Viagem Vertical

Quase meio dia, e o vento insiste em uivar suas sílabas de setembro livre, indisciplinado sobre Jampa, suas vidraças e telhados. Acabei de ler "Viagem Vertical" de Enrique Vila-matas. Não quero que as emoções de agora se me evaporem, sem que possa compartilhá-las com meus amigos., Vã tentativa esta de recuperarmos o lido num discurso coerente, de criarmos uma linha contínua e firme onde o leitor possa encontrar compreensão e identificação com o romance. Que se perca cada um de nós, irremediavelmente, e invente a cada instante, novos mundos onde possa firmar o pé, e que desse mundo inventado escape-se cada um para um afundamento sem remédio, para um afastamento de si mesmo, para um reencontro com um si mesmo novo, mistura de antigo verdadeiro e de invenção reconstruída.
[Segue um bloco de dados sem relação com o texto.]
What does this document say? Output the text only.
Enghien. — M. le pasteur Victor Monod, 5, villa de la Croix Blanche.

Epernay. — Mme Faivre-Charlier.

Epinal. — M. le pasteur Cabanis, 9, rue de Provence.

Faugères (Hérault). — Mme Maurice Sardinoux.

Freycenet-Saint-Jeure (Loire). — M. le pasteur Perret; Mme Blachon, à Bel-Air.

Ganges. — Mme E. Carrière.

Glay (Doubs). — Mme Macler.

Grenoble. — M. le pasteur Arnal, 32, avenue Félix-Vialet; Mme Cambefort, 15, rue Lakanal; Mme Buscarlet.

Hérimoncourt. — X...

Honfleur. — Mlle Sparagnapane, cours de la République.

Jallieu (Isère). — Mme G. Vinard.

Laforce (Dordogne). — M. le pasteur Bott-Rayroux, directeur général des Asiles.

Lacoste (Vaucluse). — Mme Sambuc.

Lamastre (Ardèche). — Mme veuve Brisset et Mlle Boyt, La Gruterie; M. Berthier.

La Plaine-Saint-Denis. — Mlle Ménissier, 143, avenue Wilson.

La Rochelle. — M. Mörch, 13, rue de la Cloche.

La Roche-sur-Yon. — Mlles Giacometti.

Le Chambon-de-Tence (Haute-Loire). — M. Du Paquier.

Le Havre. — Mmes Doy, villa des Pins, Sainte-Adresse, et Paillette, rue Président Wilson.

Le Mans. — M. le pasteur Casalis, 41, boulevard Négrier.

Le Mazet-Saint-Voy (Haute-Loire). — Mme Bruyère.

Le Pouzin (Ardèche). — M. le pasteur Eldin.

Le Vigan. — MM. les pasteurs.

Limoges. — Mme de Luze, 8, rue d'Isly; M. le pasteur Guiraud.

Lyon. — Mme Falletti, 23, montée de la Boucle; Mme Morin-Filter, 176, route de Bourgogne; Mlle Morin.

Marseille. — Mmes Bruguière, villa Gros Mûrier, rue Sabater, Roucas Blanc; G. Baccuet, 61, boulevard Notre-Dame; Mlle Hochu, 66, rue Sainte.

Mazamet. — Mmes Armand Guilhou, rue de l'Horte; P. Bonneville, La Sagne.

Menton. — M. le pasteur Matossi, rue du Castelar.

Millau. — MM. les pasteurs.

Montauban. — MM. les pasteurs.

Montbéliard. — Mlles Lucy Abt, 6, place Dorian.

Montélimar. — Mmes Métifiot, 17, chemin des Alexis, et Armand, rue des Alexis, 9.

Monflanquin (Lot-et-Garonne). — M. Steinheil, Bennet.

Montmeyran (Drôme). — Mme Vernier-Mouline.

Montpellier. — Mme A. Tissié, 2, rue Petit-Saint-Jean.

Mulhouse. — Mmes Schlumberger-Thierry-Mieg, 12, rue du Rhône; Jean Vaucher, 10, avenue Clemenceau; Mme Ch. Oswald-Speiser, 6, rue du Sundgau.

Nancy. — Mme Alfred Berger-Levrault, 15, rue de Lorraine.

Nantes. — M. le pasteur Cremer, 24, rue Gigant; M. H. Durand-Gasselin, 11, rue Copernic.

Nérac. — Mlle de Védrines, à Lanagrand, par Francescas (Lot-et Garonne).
A história de Federico Mayol é isto. Um constante escapulis-se de si mesmo, um frequente submergir em si mesmo, numa ilha de sentimentos nevrálgicos em que ao mesmo tempo em que topa com o mundo de fora, afasta-se do outro para reencontrá-lo num si mesmo, encharcado de uma profunda solidão, produto bruto, matéria original, de onde extrai uma vaga alegria, uma tênue paixão de estar vivo, despegado, vivo, apegado, vivo, à procura da morte, vivo, à procura de Atlântida, ilha metafórica onde espera cozinhar para sempre a sua indisciplinada cultura.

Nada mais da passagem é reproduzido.